Even if fully autonomous driving isn’t ready for the consumer marketplace, companies like Mobileye Global Inc. NASDAQ: MBLY are perfecting the technologies to make that a reality.
- Mobileye Global, which was spun off from Intel in October, has posted gains in each of the past three sessions after forecasting big revenue gains for the next seven years.
- The company already has paying customers, including Tesla, Volkswagen and Lucid, among others.
- After the company's last earnings report, analysts boosted their price targets.
- Wall Street sees earnings growth of 8% for 2022, which the company reports in March, and 2023
- 5 stocks we like better than Mobileye Global
Mobileye, spun off from Intel Corporation NASDAQ: INTC in October, has been trending higher recently, with gains in the past three sessions.
Investors seem to be embracing the company’s technology of the future, Advanced Driver-Assistance Systems, dubbed ADAS. Although it’s still in startup mode and has a market cap of just $1.7 billion, Mobileye has an advantage that some small, newly public companies don’t: It has revenue-paying customers.
For example, the company has formed partnerships with automakers, including Tesla Inc. NASDAQ: TSLA, Lucid Group Inc. NASDAQ: LCID, and Volkswagen OTCMKTS: VWAGY.
Mobileye systems are used in driver-assist applications, such as navigation capabilities, collision avoidance, evasive maneuver assist, blind-spot detection, autonomous lane changing, and parking visualization and assistance.
Autonomous Fleets In Industrial Settings
Eventually, the goal is full driver autonomy, but that’s not in the cards for consumer applications anytime soon. However, companies like Caterpillar NYSE: CAT operate autonomous fleets in industrial settings.
Earlier this month, as the company exhibited its technologies at the Consumer Electronics Show in Las Vegas, it released a statement saying it sees a revenue pipeline of ADAS business through 2030 of more than $17 billion. The company said that includes $3.5 billion of projected revenue from one system, SuperVision, launched in the fourth quarter of 2021.
Mobileye calls SuperVision the bridge to autonomous consumer vehicles. The technology provides “hands-off” navigation capabilities and is designed to operate in standard driving situations on all roads. A driver is still required to keep his or her eyes on the road at full attention.
Analysts are somewhat bullish on Mobileye for the near-to-medium term. Data compiled by MarketBeat show a consensus rating of “moderate-buy” with a price target of $39.79, representing a 19% potential upside.
Since the company last reported earnings on December 7, two analysts boosted their price targets, and one, JPMorgan Chase, initiated coverage with an “overweight” rating and a price target of $50.
Seeing Earnings Growth For Mobileye
Wall Street is eyeing earnings of $0.64 per share for the full year of 2022, which the company reports on March 8, ahead of the opening bell. That would be growth of 8% over 2021. Analysts see the company earning $0.18 for the fourth quarter, on revenue of $499.26 million.
This year, Wall Street expects earnings to increase another 8% to $0.69 per share. The company has grown revenue in the past eight quarters, albeit at inconsistent rates, ranging from 5% to 121%.
The autonomous driving industry was negatively impacted by the Covid pandemic, with companies suspending testing. However, an October report by Strategic Market Research found that the global market size for the autonomous vehicle market as a whole was $25.14 billion at the end of 2021. That’s increasing at a compound annual growth rate of 25.7% and is forecast to have a value of around $196.97 billion by 2030.
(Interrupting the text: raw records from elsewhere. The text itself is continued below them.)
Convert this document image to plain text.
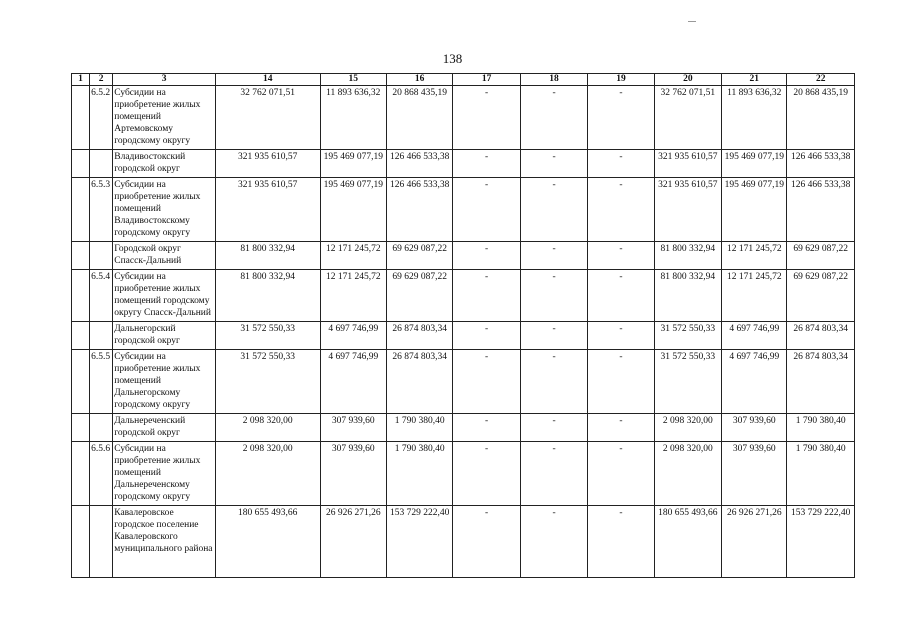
138
1	2	3	14	15	16	17	18	19	20	21	22
	6.5.2	Субсидии на приобретение жилых помещений Артемовскому городскому округу	32 762 071,51	11 893 636,32	20 868 435,19	-	-	-	32 762 071,51	11 893 636,32	20 868 435,19
		Владивостокский городской округ	321 935 610,57	195 469 077,19	126 466 533,38	-	-	-	321 935 610,57	195 469 077,19	126 466 533,38
	6.5.3	Субсидии на приобретение жилых помещений Владивостокскому городскому округу	321 935 610,57	195 469 077,19	126 466 533,38	-	-	-	321 935 610,57	195 469 077,19	126 466 533,38
		Городской округ Спасск-Дальний	81 800 332,94	12 171 245,72	69 629 087,22	-	-	-	81 800 332,94	12 171 245,72	69 629 087,22
	6.5.4	Субсидии на приобретение жилых помещений городскому округу Спасск-Дальний	81 800 332,94	12 171 245,72	69 629 087,22	-	-	-	81 800 332,94	12 171 245,72	69 629 087,22
		Дальнегорский городской округ	31 572 550,33	4 697 746,99	26 874 803,34	-	-	-	31 572 550,33	4 697 746,99	26 874 803,34
	6.5.5	Субсидии на приобретение жилых помещений Дальнегорскому городскому округу	31 572 550,33	4 697 746,99	26 874 803,34	-	-	-	31 572 550,33	4 697 746,99	26 874 803,34
		Дальнереченский городской округ	2 098 320,00	307 939,60	1 790 380,40	-	-	-	2 098 320,00	307 939,60	1 790 380,40
	6.5.6	Субсидии на приобретение жилых помещений Дальнереченскому городскому округу	2 098 320,00	307 939,60	1 790 380,40	-	-	-	2 098 320,00	307 939,60	1 790 380,40
		Кавалеровское городское поселение Кавалеровского муниципального района	180 655 493,66	26 926 271,26	153 729 222,40	-	-	-	180 655 493,66	26 926 271,26	153 729 222,40
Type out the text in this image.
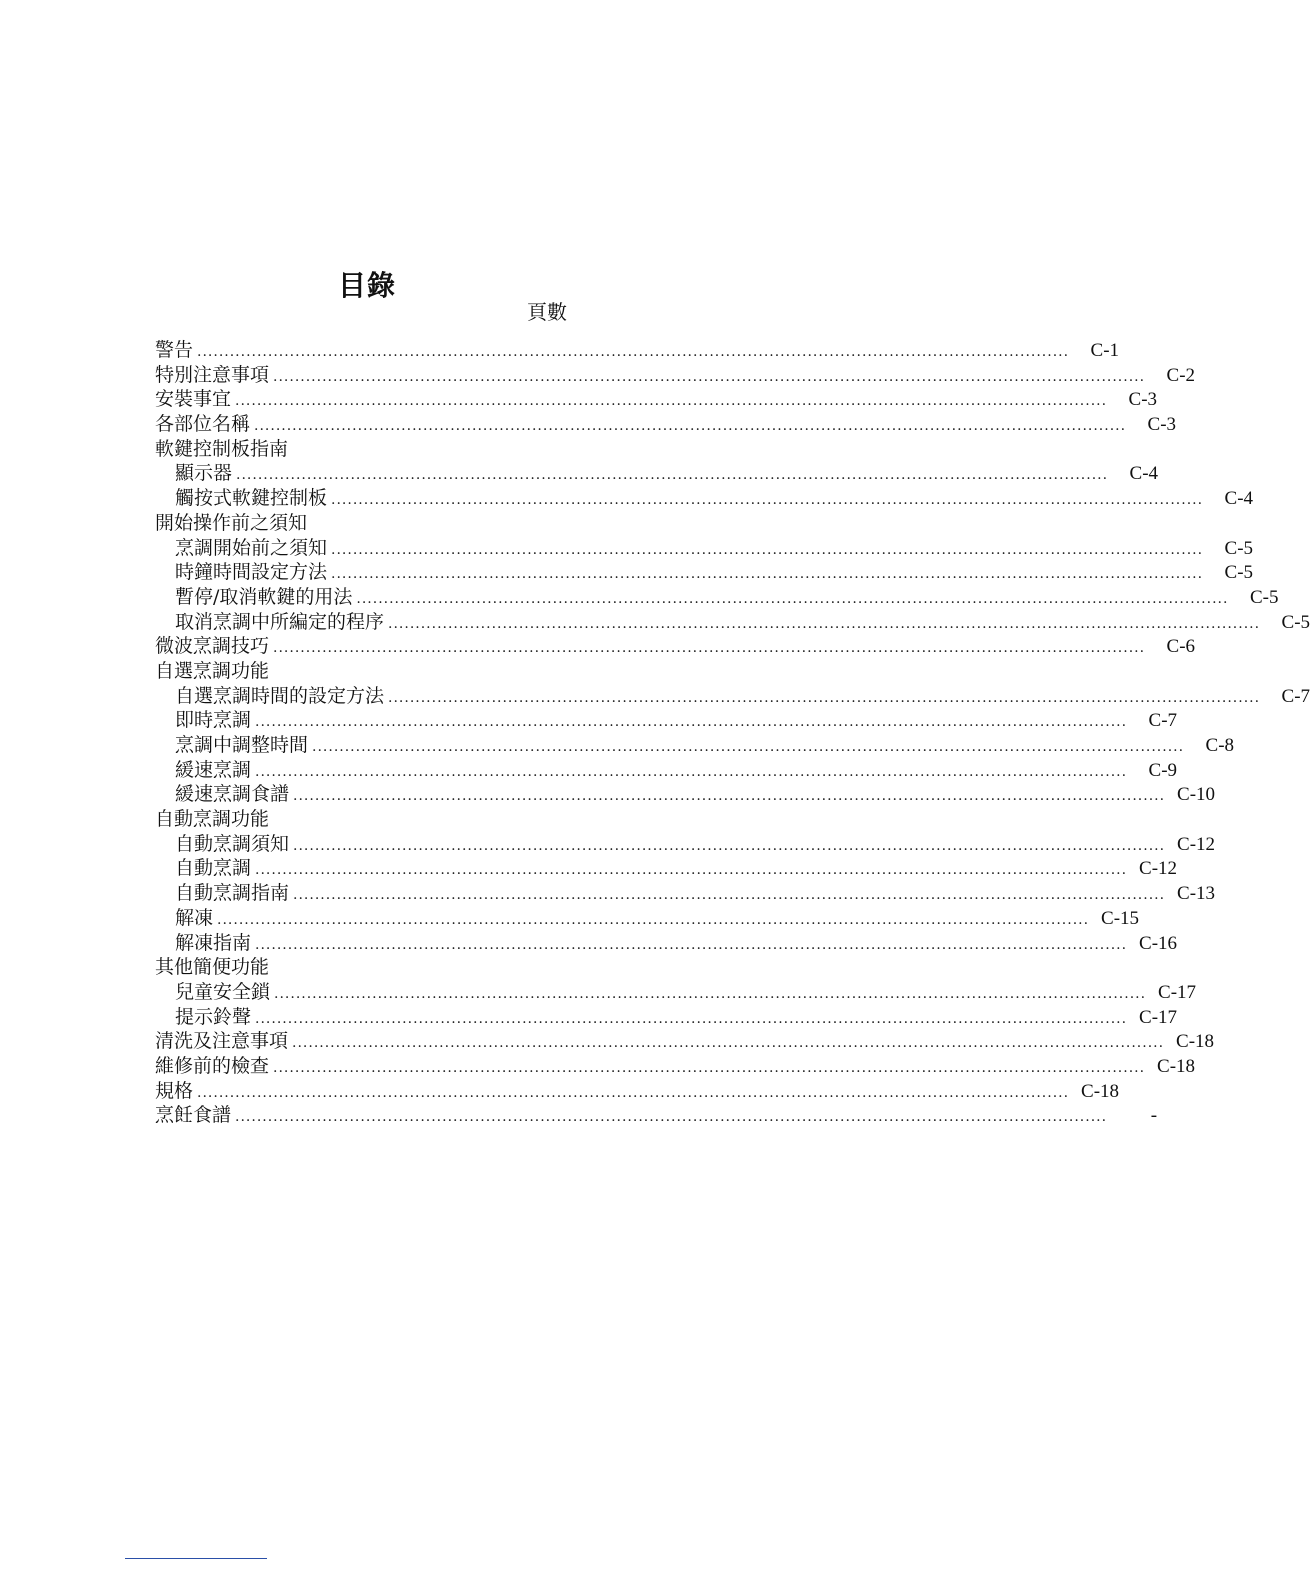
目錄
頁數
警告 ................................................................................................................................................................	C-1
特別注意事項 ................................................................................................................................................................	C-2
安裝事宜 ................................................................................................................................................................	C-3
各部位名稱 ................................................................................................................................................................	C-3
軟鍵控制板指南
顯示器 ................................................................................................................................................................	C-4
觸按式軟鍵控制板 ................................................................................................................................................................	C-4
開始操作前之須知
烹調開始前之須知 ................................................................................................................................................................	C-5
時鐘時間設定方法 ................................................................................................................................................................	C-5
暫停/取消軟鍵的用法 ................................................................................................................................................................	C-5
取消烹調中所編定的程序 ................................................................................................................................................................	C-5
微波烹調技巧 ................................................................................................................................................................	C-6
自選烹調功能
自選烹調時間的設定方法 ................................................................................................................................................................	C-7
即時烹調 ................................................................................................................................................................	C-7
烹調中調整時間 ................................................................................................................................................................	C-8
緩速烹調 ................................................................................................................................................................	C-9
緩速烹調食譜 ................................................................................................................................................................ C-10
自動烹調功能
自動烹調須知 ................................................................................................................................................................ C-12
自動烹調 ................................................................................................................................................................ C-12
自動烹調指南 ................................................................................................................................................................ C-13
解凍 ................................................................................................................................................................ C-15
解凍指南 ................................................................................................................................................................ C-16
其他簡便功能
兒童安全鎖 ................................................................................................................................................................ C-17
提示鈴聲 ................................................................................................................................................................ C-17
清洗及注意事項 ................................................................................................................................................................ C-18
維修前的檢查 ................................................................................................................................................................ C-18
規格 ................................................................................................................................................................ C-18
烹飪食譜 ................................................................................................................................................................	-
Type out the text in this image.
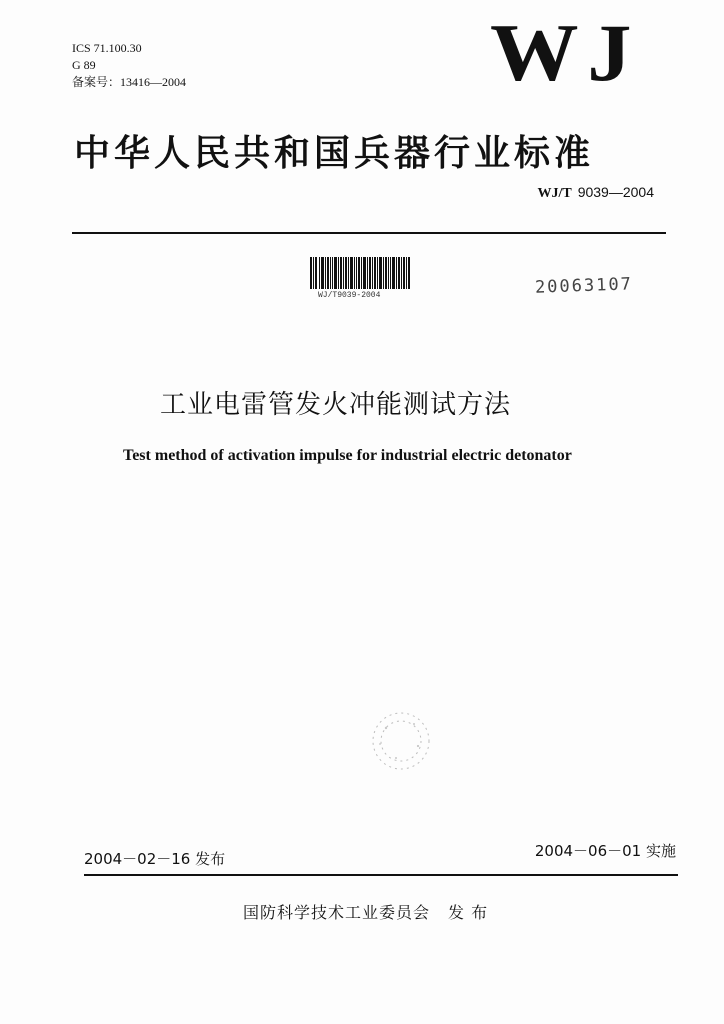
ICS 71.100.30
G 89
备案号：13416—2004	WJ
中华人民共和国兵器行业标准
WJ/T 9039—2004
WJ/T9039-2004	20063107
工业电雷管发火冲能测试方法
Test method of activation impulse for industrial electric detonator
2004－02－16 发布	2004－06－01 实施
国防科学技术工业委员会 发 布
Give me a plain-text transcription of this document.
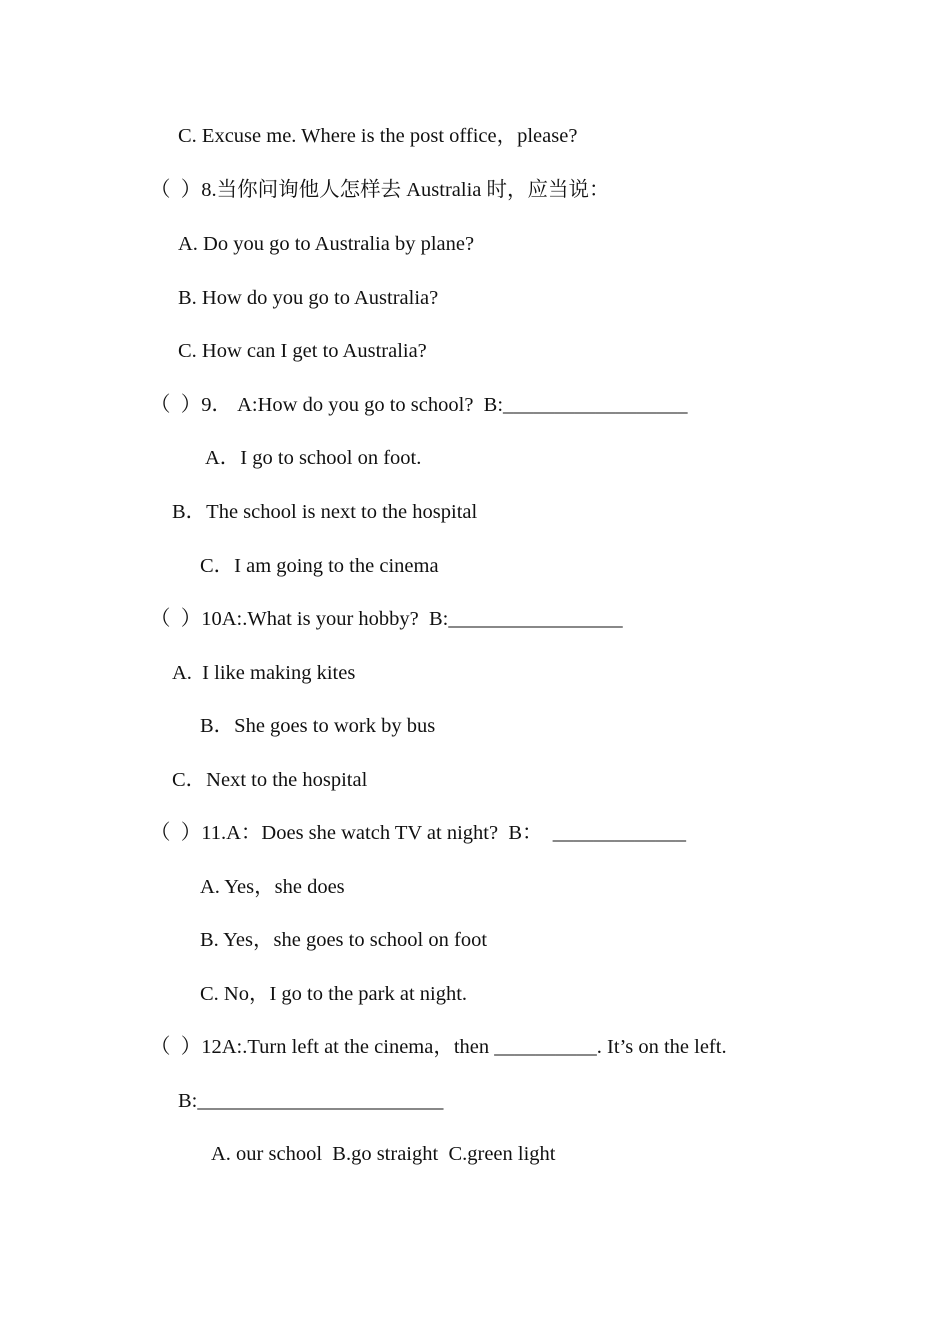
C. Excuse me. Where is the post office，please?
（  ）8.当你问询他人怎样去 Australia 时，应当说：
A. Do you go to Australia by plane?
B. How do you go to Australia?
C. How can I get to Australia?
（  ）9． A:How do you go to school?  B:__________________
A．I go to school on foot.
B．The school is next to the hospital
C．I am going to the cinema
（  ）10A:.What is your hobby?  B:_________________
A.  I like making kites
B．She goes to work by bus
C．Next to the hospital
（  ）11.A：Does she watch TV at night?  B：  _____________
A. Yes，she does
B. Yes，she goes to school on foot
C. No，I go to the park at night.
（  ）12A:.Turn left at the cinema，then __________. It’s on the left.
B:________________________
A. our school  B.go straight  C.green light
So even if a company like Mobileye has a small market capitalization and is new to the public markets, there appears to be potential for it and its entire industry. Many analysts lauded Intel’s decision to spin off the company, as it was not a strategic focus of the chipmaker. The spinoff allowed Mobileye to raise cash in the public markets and garner analyst attention separate from its parent company.
Mobileye is forming a classic post-IPO pattern: The stock rallied to a high of $37.31 in October, then began correcting. It’s common for newly public companies to stage a strong rally of weeks or months and then go into a selloff as early investors take profits.
Only within the past few sessions did the stock rack up enough trading days to present a 50-day moving average. Shares closed Tuesday 9.1% above that key price line.